Velocity points to the fact that data is not static and if its sheer momentum can be harnessed, Big Data discoveries and decisions can be extremely vigorous, especially through the use of distributed networks. Shyu said that real-time surveillance (R-TS) is a great example of what he refers to as velocity. One example would be its use in the case of bioterrorism or disease outbreak. In real-time, first responders, hospitals, physicians and other emergency workers could share and process a great amount of information to give them a clear picture of the extent of the damage and allow them to predict and manage the situation.
Crowdsourcing, or distributed problem solving, also has been made possible with Big Data technologies. Crowdsourcing involves gathering a large amount of input on a specific topic by enlisting a great number of “investigators” — often the general public — for rapid and robust results.
Another very obvious Big Data application is bioinformatics, and research in this area has greatly benefited from the exploding analytic possibilities as witnessed last year in the novel discovery made in the labs of Dmitry Korkin, an associate professor of computer science who also is on the MUII faculty, and a colleague in plant sciences, Professor Melissa Mitchum. Through the use of data mining, the researchers were able to discover molecular mechanisms that made a specific soybean resistant to nematodes.
Shang points to collaboration with Tim Trull, an MU professor of psychological sciences, as a research project that has gained dynamism with new Big Data capabilities. The research is examining alcohol craving and addiction.
“In the past, research subjects were hooked up to sensors in a lab to collect data,” Shang said. “Now they wear sensors that continuously measure responses to stimuli that can be collected with a smart phone app. We can understand much more about patients from this field data.”
Shang said that in many instances, the capacity to combine new data with archived data has led to new insights.
The ability to collect large amounts of data from sensor networks has resulted in broad new applications. They range from the construction of so-called “smart” buildings that can regulate their own environments based on sensor observations, to work such as that being done by Professor Marge Skubic, of the college’s Electrical and Computer Engineering Department, using a variety of sensors to produce early illness alerts in senior housing.
By far, the Big Data applications that have generated the most interest are those that discover relationships for commercial purposes, or profit.

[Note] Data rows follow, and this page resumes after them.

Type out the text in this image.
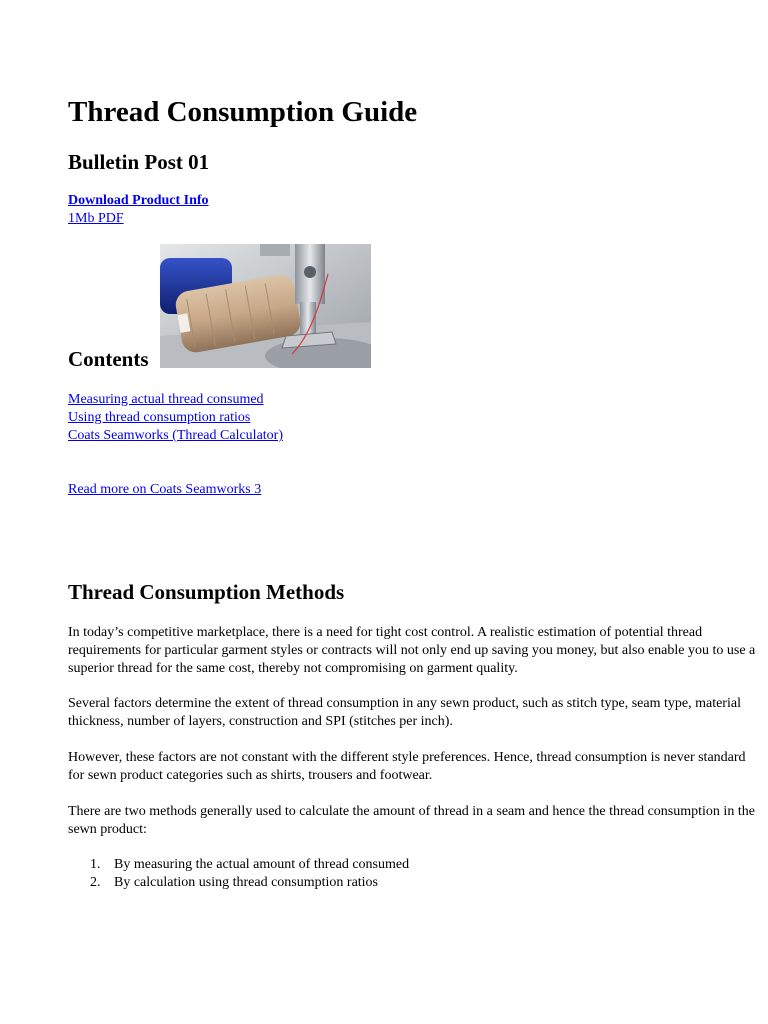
Thread Consumption Guide
Bulletin Post 01
Download Product Info
1Mb PDF
Contents
Measuring actual thread consumed
Using thread consumption ratios
Coats Seamworks (Thread Calculator)
Read more on Coats Seamworks 3
Thread Consumption Methods

In today’s competitive marketplace, there is a need for tight cost control. A realistic estimation of potential thread requirements for particular garment styles or contracts will not only end up saving you money, but also enable you to use a superior thread for the same cost, thereby not compromising on garment quality.

Several factors determine the extent of thread consumption in any sewn product, such as stitch type, seam type, material thickness, number of layers, construction and SPI (stitches per inch).

However, these factors are not constant with the different style preferences. Hence, thread consumption is never standard for sewn product categories such as shirts, trousers and footwear.

There are two methods generally used to calculate the amount of thread in a seam and hence the thread consumption in the sewn product:

1. By measuring the actual amount of thread consumed
2. By calculation using thread consumption ratios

“IBM did a survey and found that two out of three businesses said they make decisions based on things they don’t know,” said Zeng. “By using [customer/consumer] data, they can make information-based decisions.”
Netflix is good example of a data-driven business. Based on users’ documented preferences, the company makes suggestions for additional recordings that might satisfy data profiles.

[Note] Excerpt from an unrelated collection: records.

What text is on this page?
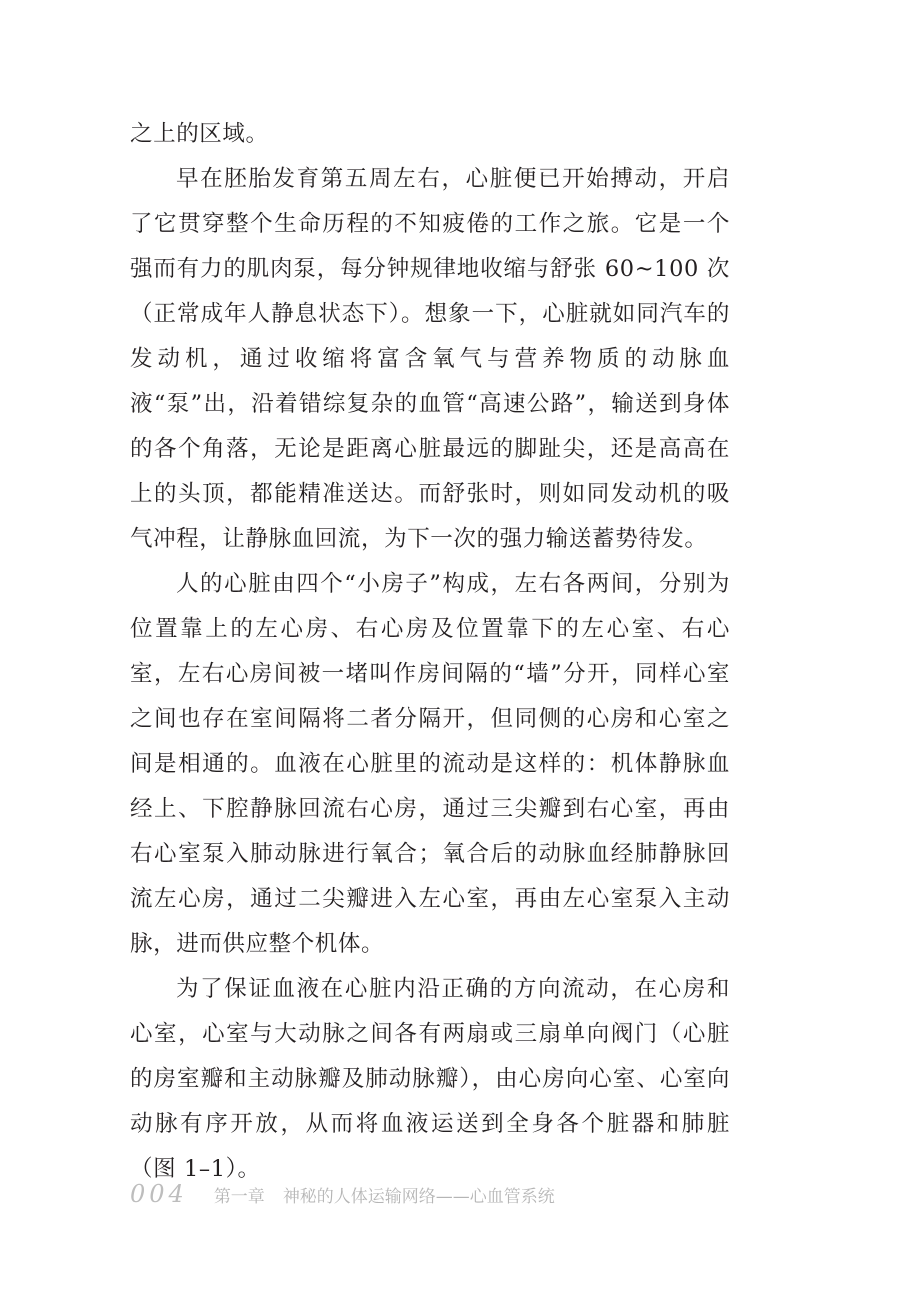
之上的区域。

早在胚胎发育第五周左右，心脏便已开始搏动，开启了它贯穿整个生命历程的不知疲倦的工作之旅。它是一个强而有力的肌肉泵，每分钟规律地收缩与舒张 60~100 次（正常成年人静息状态下）。想象一下，心脏就如同汽车的发动机，通过收缩将富含氧气与营养物质的动脉血液“泵”出，沿着错综复杂的血管“高速公路”，输送到身体的各个角落，无论是距离心脏最远的脚趾尖，还是高高在上的头顶，都能精准送达。而舒张时，则如同发动机的吸气冲程，让静脉血回流，为下一次的强力输送蓄势待发。

人的心脏由四个“小房子”构成，左右各两间，分别为位置靠上的左心房、右心房及位置靠下的左心室、右心室，左右心房间被一堵叫作房间隔的“墙”分开，同样心室之间也存在室间隔将二者分隔开，但同侧的心房和心室之间是相通的。血液在心脏里的流动是这样的：机体静脉血经上、下腔静脉回流右心房，通过三尖瓣到右心室，再由右心室泵入肺动脉进行氧合；氧合后的动脉血经肺静脉回流左心房，通过二尖瓣进入左心室，再由左心室泵入主动脉，进而供应整个机体。

为了保证血液在心脏内沿正确的方向流动，在心房和心室，心室与大动脉之间各有两扇或三扇单向阀门（心脏的房室瓣和主动脉瓣及肺动脉瓣），由心房向心室、心室向动脉有序开放，从而将血液运送到全身各个脏器和肺脏（图 1–1）。

004 第一章 神秘的人体运输网络——心血管系统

“Every hour Wal-Mart has one-million customers, generating 2.5 petabytes of data,” said Dong Xu, computer science department chair and James C. Dowell Professor. “The use of that data influences the way things are arranged in the store and which things are grouped together to encourage people to buy more.
“Because there is a lot of data in the business area, there are many good opportunities in marketing and forecasting with a lot of job opportunities in this area in the future,” he added.
In addition to the Big Data analytics course being taught by Zeng, several additional courses through computer science and electrical and computer engineering will make MU students completing them marketable as data scientists. Xu is working to create a dedicated course sequence in the MU Computer Science Department in high performance computing and Big Data analytics.
“When we train our students, we want their education to be dynamic. The reason our students are getting higher salaries is because we have kept this in mind as we have built our curriculum,” said Xu. “And by showing this cutting edge with classes like our Big Data analytics offering, we will attract more students to the program.”